The story revolves around two young men with all-too-familiar life circumstances that include being an African American male raised by a single parent living in a poor, or declining, urban neighborhood. The narrative is set forth in three major phases concerning their coming of age. The fellows and their life experiences are differentiated as the author uses the first person for himself and the third person for the other Wes Moore.
The story is filled with painful realities – it’s easy to fall into the gang life; defensiveness and alienation are part of each day; and escaping the neighborhood (Baltimore or the Bronx) requires courage, determination and sacrifice. The author began his life with two parents raising him; however, due to a tragic medical condition his father died of a rare but treatable virus. The other Wes Moore only met his father once, accidentally in passing.

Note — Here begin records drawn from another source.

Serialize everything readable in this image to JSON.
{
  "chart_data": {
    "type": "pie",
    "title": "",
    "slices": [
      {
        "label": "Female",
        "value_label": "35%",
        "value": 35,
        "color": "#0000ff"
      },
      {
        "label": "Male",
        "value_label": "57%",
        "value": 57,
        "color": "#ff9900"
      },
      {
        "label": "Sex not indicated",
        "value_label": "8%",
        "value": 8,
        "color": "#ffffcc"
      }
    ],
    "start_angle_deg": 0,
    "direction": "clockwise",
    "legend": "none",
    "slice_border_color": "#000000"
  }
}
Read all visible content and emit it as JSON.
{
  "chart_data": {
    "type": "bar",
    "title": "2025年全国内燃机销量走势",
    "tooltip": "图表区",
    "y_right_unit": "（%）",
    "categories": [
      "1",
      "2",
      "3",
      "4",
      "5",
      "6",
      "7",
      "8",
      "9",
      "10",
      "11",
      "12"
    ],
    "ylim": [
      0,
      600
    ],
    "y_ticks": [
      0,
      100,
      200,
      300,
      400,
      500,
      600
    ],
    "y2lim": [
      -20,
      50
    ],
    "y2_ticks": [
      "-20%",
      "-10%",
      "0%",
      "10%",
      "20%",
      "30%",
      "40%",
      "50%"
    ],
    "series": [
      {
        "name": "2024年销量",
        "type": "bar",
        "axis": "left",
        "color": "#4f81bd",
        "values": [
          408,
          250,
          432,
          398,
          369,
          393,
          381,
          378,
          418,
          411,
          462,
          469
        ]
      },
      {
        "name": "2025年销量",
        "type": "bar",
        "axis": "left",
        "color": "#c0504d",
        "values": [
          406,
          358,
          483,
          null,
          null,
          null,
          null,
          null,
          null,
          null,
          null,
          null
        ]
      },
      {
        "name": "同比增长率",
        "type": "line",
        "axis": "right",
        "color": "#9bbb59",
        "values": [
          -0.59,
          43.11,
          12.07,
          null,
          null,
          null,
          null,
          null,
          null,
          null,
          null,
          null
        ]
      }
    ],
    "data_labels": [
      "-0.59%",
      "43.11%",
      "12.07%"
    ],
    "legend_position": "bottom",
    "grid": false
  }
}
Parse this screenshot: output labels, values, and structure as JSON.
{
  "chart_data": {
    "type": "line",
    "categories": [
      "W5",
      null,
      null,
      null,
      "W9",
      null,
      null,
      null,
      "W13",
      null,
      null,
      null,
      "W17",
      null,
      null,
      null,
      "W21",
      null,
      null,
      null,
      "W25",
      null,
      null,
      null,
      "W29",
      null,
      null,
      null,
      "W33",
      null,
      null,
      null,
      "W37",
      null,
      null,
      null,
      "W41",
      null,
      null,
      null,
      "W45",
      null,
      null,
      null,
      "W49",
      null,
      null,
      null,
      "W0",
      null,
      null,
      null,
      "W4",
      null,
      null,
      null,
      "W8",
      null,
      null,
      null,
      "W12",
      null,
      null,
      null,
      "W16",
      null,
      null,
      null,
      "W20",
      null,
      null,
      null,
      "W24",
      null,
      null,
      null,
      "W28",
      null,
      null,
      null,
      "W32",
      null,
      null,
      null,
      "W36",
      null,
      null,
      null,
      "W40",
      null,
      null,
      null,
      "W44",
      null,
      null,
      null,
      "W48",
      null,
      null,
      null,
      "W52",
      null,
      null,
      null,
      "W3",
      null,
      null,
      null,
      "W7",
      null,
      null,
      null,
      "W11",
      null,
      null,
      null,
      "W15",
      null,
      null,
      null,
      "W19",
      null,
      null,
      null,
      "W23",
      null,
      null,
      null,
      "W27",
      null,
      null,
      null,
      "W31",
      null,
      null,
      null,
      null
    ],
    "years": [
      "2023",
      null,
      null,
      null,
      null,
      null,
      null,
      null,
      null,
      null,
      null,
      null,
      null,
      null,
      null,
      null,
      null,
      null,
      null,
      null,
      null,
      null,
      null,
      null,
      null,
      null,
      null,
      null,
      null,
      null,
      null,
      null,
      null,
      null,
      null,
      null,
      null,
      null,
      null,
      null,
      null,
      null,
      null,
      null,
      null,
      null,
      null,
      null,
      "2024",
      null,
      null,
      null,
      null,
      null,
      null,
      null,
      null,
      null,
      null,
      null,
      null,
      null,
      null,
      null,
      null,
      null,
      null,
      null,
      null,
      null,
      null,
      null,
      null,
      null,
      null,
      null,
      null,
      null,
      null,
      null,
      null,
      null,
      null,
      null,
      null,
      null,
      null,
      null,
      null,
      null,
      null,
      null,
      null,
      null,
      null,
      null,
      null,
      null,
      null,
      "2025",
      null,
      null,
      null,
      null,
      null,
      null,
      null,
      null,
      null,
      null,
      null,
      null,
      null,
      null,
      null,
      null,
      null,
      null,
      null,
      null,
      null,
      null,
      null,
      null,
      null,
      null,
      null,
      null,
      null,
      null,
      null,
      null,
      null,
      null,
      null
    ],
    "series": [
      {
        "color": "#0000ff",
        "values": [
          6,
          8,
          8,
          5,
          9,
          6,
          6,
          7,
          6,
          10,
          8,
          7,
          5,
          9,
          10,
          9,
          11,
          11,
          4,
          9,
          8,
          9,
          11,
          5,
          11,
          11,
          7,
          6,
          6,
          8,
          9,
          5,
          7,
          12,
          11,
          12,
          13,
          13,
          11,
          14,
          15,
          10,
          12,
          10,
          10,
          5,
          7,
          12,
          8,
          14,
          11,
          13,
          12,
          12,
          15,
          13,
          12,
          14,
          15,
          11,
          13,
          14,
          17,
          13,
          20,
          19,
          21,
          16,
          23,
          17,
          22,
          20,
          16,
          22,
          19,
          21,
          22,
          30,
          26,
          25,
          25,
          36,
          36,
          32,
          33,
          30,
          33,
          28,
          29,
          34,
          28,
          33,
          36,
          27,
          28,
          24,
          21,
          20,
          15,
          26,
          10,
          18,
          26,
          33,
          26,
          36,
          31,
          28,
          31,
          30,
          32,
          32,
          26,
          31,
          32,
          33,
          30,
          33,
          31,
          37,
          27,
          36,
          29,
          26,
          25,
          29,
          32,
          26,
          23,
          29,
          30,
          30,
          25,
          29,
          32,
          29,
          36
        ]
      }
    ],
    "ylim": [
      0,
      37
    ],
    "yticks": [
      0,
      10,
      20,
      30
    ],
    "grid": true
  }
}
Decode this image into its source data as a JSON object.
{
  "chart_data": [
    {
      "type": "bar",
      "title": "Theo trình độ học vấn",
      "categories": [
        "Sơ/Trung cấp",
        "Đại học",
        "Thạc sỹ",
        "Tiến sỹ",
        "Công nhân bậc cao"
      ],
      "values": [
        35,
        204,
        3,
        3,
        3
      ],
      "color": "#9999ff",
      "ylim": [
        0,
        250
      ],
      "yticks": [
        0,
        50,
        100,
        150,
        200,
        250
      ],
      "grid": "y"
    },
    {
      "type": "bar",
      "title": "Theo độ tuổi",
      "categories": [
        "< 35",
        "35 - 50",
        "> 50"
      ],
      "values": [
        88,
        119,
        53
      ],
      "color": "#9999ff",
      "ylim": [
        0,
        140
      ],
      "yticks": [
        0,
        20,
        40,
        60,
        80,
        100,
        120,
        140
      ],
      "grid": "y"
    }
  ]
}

Each man encountered challenges as well as opportunities. The opportunities were provided by family and friends. Always there is balance in the presentation of each man’s life including photographs that illustrate the text. They both tried and failed more than once when attempting to change the course of their lives. The difference in the outcome can be characterized by the expectations placed upon the author and his willingness to keep trying regardless of how hard the challenge might be. He was also immensely fortunate to have family who were willing to make financial sacrifices to obtain some of the opportunities.
Wes Moore, the author, has included a comprehensive resource guide at the back of this book. The nationwide listing features organizations focused on assisting youth. Because this list is a point-in-time snapshot of resources, this reviewer was pleasantly surprised to see that a continually updated version is available on the internet.
A reader who is interested in learning more about success and how it can be achieved would be well served to read The Genius in All of Us by David Shenk. Both books explore the impact of environment on personal success and the role hard work plays in achieving it.
The Other Wes Moore: One Name, Two Fates will alert a reader to the possibilities for a better future for our youth, especially children who face undeniably tough circumstances. Highly recommended.
The Other Wes Moore was released by Spiegel & Grau on April 27, 2010. A review copy was provided by the publisher.